Какая тут главная проблема? Ни Бах, ни Гендель, ни даже Моцарт и Гайдн почти не знали больших залов. Но уже в XIX веке, в частности, усилиями таких дирижеров и композиторов, как Мендельсон или Вагнер, вся эта музыка вышла в построенные к тому времени огромные залы. И поэтому уже, скажем, Бетховен, дирижируя своей музыкой в Вене, в частности, в очень большом концертном зале Музикферайн, должен был увеличивать состав, дублировать деревянные духовые... Поэтому я не понимаю, для чего нужно Девятую симфонию Бетховена вновь возвращать в барочные рамки — это интересно, но должного масштаба не дает. Масштаб искусства сегодня увеличился, и тот же самый Моцарт может звучать очень по-моцартовски и камерно, но в зале на две с половиной тысячи мест это будет одна камерность, а в зале на 200 человек — другая, и одно не есть лучше другого. Вот эта толерантность очень важна в нашем мире, способность оставить дверь открытой для другого мнения.

— Через 26 лет после премьеры «Пиковой дамы» в Музыкальном театре Станиславского и Немировича-Данченко вы снова вернулись к этому спектаклю. С тех пор вам не раз доводилось ставить эту оперу на Западе и, в частности, в Веймаре с Анатолием Васильевым. Как вы сейчас, уже обогащенный тем опытом, восприняли спектакль?

— Когда Лев Михайлов работал над «Пиковой дамой», я был в этой постановке ассистентом Дмитрия Китаенко. Но Китаенко уже уходил из театра, мало репетировал, хотя и очень интересно, но практически «Пиковая дама», замысленная Михайловым и Китаенко, реализовывалась Михайловым и Юровским. Для меня это как первая любовь, которую проносишь через всю жизнь. В этом спектакле есть что-то такое, что очень глубоко попадает в самую суть произведения. И еще в нем есть то, чего сегодняшнему искусству очень сильно недостает: любовь к людям. Кроме того, может, я не оказался в дальнейшем достаточно гибок, но я больше ничего не мог сделать с той фразировкой, которая в меня легла с начала работы. Даже готовя спектакль на немецком языке.

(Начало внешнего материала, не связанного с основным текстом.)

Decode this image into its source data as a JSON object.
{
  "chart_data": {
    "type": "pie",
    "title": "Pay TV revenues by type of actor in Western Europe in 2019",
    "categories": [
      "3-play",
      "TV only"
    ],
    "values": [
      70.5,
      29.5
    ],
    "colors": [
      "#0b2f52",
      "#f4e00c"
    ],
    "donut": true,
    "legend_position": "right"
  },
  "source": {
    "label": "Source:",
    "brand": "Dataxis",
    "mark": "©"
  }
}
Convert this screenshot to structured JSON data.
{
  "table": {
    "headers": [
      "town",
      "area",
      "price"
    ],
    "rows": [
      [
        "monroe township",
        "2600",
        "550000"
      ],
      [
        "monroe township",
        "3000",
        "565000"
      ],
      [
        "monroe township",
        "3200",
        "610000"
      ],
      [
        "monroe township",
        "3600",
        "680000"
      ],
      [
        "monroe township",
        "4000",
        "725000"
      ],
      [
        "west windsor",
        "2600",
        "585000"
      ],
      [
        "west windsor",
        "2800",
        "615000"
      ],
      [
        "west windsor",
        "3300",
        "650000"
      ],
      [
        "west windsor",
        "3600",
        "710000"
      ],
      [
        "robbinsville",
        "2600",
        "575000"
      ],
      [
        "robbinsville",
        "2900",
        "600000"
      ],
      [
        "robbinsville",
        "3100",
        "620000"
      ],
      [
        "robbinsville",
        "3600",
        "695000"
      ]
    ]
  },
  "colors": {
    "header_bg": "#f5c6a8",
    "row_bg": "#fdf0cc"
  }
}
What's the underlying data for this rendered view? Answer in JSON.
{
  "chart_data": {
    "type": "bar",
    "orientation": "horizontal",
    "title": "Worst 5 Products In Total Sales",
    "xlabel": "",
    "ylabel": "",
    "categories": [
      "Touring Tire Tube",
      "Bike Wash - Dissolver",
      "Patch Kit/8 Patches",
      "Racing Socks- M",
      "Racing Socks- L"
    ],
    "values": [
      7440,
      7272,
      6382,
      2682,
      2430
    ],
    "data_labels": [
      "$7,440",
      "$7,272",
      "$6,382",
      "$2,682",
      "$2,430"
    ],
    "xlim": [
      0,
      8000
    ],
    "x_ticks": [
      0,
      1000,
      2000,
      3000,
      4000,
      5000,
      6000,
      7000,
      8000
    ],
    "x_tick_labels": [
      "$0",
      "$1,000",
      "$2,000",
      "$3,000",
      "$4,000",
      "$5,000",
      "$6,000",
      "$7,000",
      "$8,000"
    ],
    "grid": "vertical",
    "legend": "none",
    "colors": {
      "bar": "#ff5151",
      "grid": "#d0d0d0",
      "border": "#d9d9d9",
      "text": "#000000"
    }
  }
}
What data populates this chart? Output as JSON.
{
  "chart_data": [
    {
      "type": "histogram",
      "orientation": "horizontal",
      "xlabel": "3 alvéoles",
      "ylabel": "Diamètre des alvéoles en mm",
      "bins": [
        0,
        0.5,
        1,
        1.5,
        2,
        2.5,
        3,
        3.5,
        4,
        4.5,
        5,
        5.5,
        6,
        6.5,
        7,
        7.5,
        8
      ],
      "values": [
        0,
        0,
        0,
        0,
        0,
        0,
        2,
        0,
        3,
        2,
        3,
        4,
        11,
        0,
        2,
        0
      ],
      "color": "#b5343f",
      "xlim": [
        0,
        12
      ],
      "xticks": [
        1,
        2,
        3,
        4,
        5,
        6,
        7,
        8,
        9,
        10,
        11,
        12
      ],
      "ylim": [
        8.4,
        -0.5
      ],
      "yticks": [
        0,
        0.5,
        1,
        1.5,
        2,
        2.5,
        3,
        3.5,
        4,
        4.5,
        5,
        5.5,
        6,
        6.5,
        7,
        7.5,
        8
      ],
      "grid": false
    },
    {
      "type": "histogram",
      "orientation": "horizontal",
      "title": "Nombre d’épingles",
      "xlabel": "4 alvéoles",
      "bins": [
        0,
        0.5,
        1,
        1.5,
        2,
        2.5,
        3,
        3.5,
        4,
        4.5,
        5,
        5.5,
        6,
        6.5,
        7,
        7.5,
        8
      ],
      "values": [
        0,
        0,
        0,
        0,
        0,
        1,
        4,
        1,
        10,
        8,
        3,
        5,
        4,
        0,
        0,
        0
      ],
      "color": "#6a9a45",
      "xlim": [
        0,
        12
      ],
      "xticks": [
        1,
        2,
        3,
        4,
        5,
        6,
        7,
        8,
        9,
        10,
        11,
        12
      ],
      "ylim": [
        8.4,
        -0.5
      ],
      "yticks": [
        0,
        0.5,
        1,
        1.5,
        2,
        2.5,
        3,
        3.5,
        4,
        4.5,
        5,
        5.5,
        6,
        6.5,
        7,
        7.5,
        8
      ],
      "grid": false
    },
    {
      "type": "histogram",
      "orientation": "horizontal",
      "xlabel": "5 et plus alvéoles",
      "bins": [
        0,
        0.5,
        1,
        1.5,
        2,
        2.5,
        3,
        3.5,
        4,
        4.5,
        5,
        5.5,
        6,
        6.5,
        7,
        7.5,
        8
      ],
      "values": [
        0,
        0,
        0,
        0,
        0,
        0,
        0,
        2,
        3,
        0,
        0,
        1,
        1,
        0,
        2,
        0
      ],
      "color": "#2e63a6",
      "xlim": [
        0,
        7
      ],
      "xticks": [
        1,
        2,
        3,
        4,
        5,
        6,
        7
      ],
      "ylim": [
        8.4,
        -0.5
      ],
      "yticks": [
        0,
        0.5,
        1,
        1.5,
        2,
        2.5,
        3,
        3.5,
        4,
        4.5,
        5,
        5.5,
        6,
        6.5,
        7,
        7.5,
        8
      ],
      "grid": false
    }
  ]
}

— А когда вы работали с Анатолием Васильевым, не вступало ли это в противоречие с тем, чего хотел он? Ходили слухи о каком-то конфликте между вами...

— Конфликта не было. Я его внимательно слушал и участвовал в сценических репетициях, в чем-то я был с ним согласен, в чем-то мне удавалось его переубедить, в чем-то он переубеждал меня. Но, собственно говоря, в отношении темпа и наполнения музыки у нас никаких проблем не было, все это оказалось правильным и для его толкования. Проблемы могли возникать в прочтении той или иной сцены. Я охотно присоединялся к интересным идеям, но какие-то вещи в спектакле изначально не могли выстрелить, потому что это все же не свободное драматическое действие, а спектакль, в основе которого готовая партитура, с уже интерпретированным самим Чайковским текстом. Поэтому, с моей точки зрения, какие-то вещи в нашей совместной работе и не могли найти единого толкования.

— Театр Станиславского не предлагал вам какую-нибудь официальную должность — скажем, главного приглашенного дирижера?

— Нет. Для того чтобы говорить о главном приглашенном дирижере, особенно живущем за рубежом, нужно наладить планирование надолго вперед. Это, как я заметил, несвойственно пока крупным коллективам в России, планирование происходит за небольшой промежуток времени, а у меня, в частности, уже в очень далеких перспективах планы готовы. Известно, что театр должен свое помещение закрыть, приступить к капитальному ремонту, то есть будет без дома какое-то время. И я готов своим участием поддержать форму коллектива. А дальше — посмотрим: какие предложения от театра поступят, будут ли эти предложения мне интересны творчески, откликнется ли театр на какие-то мои творческие предложения, в частности, по новым постановкам или исполнениям тех или иных произведений в концертном варианте, что сейчас может оказаться достаточно актуальным. Пока долговременных планов нет, есть только совместное желание сотрудничества, и я был бы рад свой теперешний опыт принести на алтарь дома, в котором я, собственно говоря, и родился.